An infection-associated cancer, the HPV-related cervical cancer, provides the most classical example of secondary prevention. The cytological analysis of epithelial cell smears, introduced by George Papanicolau more than 80 years ago, meets all the criteria requested for an oncological screening, from the epidemiological relevance of the disease to the poor invasivity of cell collection, fair performance of the test, low cost, and availability of a therapy to cure the disease. The largescale application of the Pap test has remarkably reduced the burden of cervical cancer in all developed countries and has driven a wedge between different geographical areas. More recently, the HPV DNA testing, which analyzes the DNA of high risk HPV (HR HPV) in cervical cells, has been introduced and proposed to replace the Pap test as a first-screen method. This molecular approach detects an ongoing infection with HR HPV, which just testifies the risk of developing cervical cancer rather than an HPV-related cytological alteration. Thus, it is more sensitive but less specific and it needs confirmation by means of a cytological test and, if necessary, of colposcopy and biopsy.
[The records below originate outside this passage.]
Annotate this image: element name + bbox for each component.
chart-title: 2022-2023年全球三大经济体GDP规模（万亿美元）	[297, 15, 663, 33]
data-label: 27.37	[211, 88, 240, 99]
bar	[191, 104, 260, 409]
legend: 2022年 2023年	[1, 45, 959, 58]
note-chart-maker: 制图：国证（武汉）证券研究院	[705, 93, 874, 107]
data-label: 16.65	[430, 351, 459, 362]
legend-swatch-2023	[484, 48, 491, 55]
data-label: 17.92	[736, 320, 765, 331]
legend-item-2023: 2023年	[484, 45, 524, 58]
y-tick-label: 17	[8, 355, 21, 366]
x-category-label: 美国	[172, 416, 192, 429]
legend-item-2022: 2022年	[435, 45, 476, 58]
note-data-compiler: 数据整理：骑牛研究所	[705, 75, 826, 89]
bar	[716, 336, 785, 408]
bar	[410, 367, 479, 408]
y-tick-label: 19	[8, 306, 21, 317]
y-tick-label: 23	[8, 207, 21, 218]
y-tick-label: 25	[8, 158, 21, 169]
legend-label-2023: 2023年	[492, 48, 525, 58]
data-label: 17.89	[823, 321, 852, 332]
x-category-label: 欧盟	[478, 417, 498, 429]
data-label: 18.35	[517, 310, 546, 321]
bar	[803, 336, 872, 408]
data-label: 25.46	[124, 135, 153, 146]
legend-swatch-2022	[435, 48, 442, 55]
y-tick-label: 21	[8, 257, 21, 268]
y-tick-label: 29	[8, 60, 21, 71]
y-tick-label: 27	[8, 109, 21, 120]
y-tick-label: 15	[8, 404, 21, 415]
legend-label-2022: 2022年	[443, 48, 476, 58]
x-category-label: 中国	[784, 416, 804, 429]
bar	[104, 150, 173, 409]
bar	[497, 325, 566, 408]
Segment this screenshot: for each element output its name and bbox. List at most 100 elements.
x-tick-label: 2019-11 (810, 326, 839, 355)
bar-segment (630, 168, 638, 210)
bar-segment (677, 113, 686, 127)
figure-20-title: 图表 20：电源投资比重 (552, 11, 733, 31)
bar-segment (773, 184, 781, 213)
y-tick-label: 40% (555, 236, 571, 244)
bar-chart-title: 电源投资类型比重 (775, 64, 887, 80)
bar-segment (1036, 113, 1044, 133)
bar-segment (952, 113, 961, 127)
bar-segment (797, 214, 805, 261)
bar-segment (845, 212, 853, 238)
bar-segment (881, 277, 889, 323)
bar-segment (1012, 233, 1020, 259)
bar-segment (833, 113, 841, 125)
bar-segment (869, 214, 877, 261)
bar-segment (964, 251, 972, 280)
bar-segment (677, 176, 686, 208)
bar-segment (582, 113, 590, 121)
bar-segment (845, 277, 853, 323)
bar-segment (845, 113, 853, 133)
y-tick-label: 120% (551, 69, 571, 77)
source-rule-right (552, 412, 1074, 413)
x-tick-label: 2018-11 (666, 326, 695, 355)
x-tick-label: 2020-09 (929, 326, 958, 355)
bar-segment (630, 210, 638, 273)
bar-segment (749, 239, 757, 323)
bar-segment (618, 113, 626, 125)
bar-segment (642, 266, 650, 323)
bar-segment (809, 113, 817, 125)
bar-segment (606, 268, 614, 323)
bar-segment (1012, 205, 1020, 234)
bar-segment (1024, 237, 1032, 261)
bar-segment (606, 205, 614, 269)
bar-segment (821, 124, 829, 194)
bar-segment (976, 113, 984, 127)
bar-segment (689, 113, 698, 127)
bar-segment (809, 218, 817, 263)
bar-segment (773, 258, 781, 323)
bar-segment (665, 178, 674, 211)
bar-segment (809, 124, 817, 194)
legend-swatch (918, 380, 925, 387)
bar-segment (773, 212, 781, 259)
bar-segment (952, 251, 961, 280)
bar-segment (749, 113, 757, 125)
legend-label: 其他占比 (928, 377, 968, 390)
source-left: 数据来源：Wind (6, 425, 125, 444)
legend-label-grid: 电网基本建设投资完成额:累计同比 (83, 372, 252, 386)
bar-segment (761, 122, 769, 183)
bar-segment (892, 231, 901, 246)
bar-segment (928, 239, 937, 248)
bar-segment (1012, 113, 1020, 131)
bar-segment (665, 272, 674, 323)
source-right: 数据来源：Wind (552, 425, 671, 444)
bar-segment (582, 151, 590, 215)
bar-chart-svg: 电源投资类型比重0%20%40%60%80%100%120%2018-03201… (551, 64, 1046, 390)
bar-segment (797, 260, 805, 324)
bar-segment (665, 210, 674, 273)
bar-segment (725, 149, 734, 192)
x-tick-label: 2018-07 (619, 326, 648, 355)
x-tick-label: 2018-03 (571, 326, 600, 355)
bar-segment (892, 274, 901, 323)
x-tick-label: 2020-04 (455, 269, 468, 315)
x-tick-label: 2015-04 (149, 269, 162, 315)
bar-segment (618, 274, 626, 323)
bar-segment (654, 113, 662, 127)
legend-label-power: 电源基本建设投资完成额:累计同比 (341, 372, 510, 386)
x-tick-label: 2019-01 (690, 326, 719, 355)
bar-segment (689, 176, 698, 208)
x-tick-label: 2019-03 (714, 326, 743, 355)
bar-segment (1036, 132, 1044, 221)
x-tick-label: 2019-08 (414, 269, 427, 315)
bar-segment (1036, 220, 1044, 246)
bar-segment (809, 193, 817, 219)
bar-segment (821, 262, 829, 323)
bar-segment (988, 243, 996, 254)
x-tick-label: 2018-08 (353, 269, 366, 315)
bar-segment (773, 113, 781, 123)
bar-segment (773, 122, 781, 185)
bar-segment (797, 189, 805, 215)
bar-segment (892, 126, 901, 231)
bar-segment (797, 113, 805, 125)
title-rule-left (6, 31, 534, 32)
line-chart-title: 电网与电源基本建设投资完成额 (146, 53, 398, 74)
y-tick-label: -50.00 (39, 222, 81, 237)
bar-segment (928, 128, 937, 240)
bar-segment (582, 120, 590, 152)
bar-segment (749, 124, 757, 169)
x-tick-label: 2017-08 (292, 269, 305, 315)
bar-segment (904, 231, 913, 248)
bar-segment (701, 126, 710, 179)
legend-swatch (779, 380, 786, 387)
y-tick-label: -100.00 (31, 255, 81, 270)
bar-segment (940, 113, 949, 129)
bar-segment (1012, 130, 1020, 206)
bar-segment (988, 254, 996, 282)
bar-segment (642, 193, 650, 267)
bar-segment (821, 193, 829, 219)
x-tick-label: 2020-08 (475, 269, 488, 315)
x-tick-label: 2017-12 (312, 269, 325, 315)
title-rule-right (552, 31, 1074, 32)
Another example of secondary prevention applied to an infection-associated cancer is early gastric cancer, in

which the disease is limited to mucosa and submucosa, so that removal of the lesion confers a survival rate after 5 years of 90%. Regression of premalignant lesions has been demonstrated after H. pylori eradication. Asian countries have implemented national screening programs for the detection of early gastric cancer, but in Western countries mass screening is not cost-effective and strategy has been directed to screen symptomatic individuals who are at higher risk of gastric cancer [28]. Serology testing for biomarkers such as pepsinogen, anti-H. pylori antibody and gastrin have been studied as an alternative to endoscopy [28].

TERTIARY PREVENTION

In the framework of the oncological patient management, tertiary prevention is addressed to cancer patients after therapy and it has the goal toprevent local relapses, invasion, and metastasis [29]. It can be pursued either by treating the cancer-related infection, e.g., by using antiviral agents to prevent recurrences in HBV-positive patients who have been cured for HCC [25], and/or by treating the neoplastic lesion. Besides traditional cytostatic drugs, the pharmacological armamentarium available for cancer therapy and tertiary prevention has been strengthened by introducing a variety of "smart drugs" that, rather than aspecifically kill cancer cells, try to target specific molecular mechanisms involved in cancer development and growth. A promising approach is to inhibit angiogenesis, which is a crucial mechanism in several infection-related cancers, by targeting VEGF (vascular endothelial growth factor) and other pro-angiogenetic factors [30]. Examples are HCC, having a hypervascular nature [31], bartonella-induced vascular tumors, and HIV/ KSHV-related Kaposi's sarcoma, which is a highly vascularized cancer. We demonstrated that the oral administration of the antioxidant agent NAC (N-acetylcysteine) reduced tumor growth in nude mice xenotransplanted with human KS cells and, in some cases, there was a complete regression of the neoplastic mass [32].

Conclusions

The prevention of infection-associated cancers would be expected to control an important fraction of human cancers. Compared with cancers having a non-infectious nature, in principle these cancers would appear to be more easily avoidable because, besides the other strategies applicable to cancer prevention, it is sufficient to protect the body from exogenous pathogenic agents and to hamper the persistence of infections. Indeed, both primary prevention and secondary prevention measures have already proven to be successful in fighting certain cancers associated with infectious and parasitic diseases, which is highlighted by the sharp disparities between developed and developing countries in the incidence of these cancers. Future objectives in the prevention of infection-associated cancers include the improvement of our scientific knowledge about the mechanisms involved, the development of new tools for the control of both infectious diseases and associated cancers, and the application of preventive measures on a global scale in order to fill the gap existing among different regions in the world.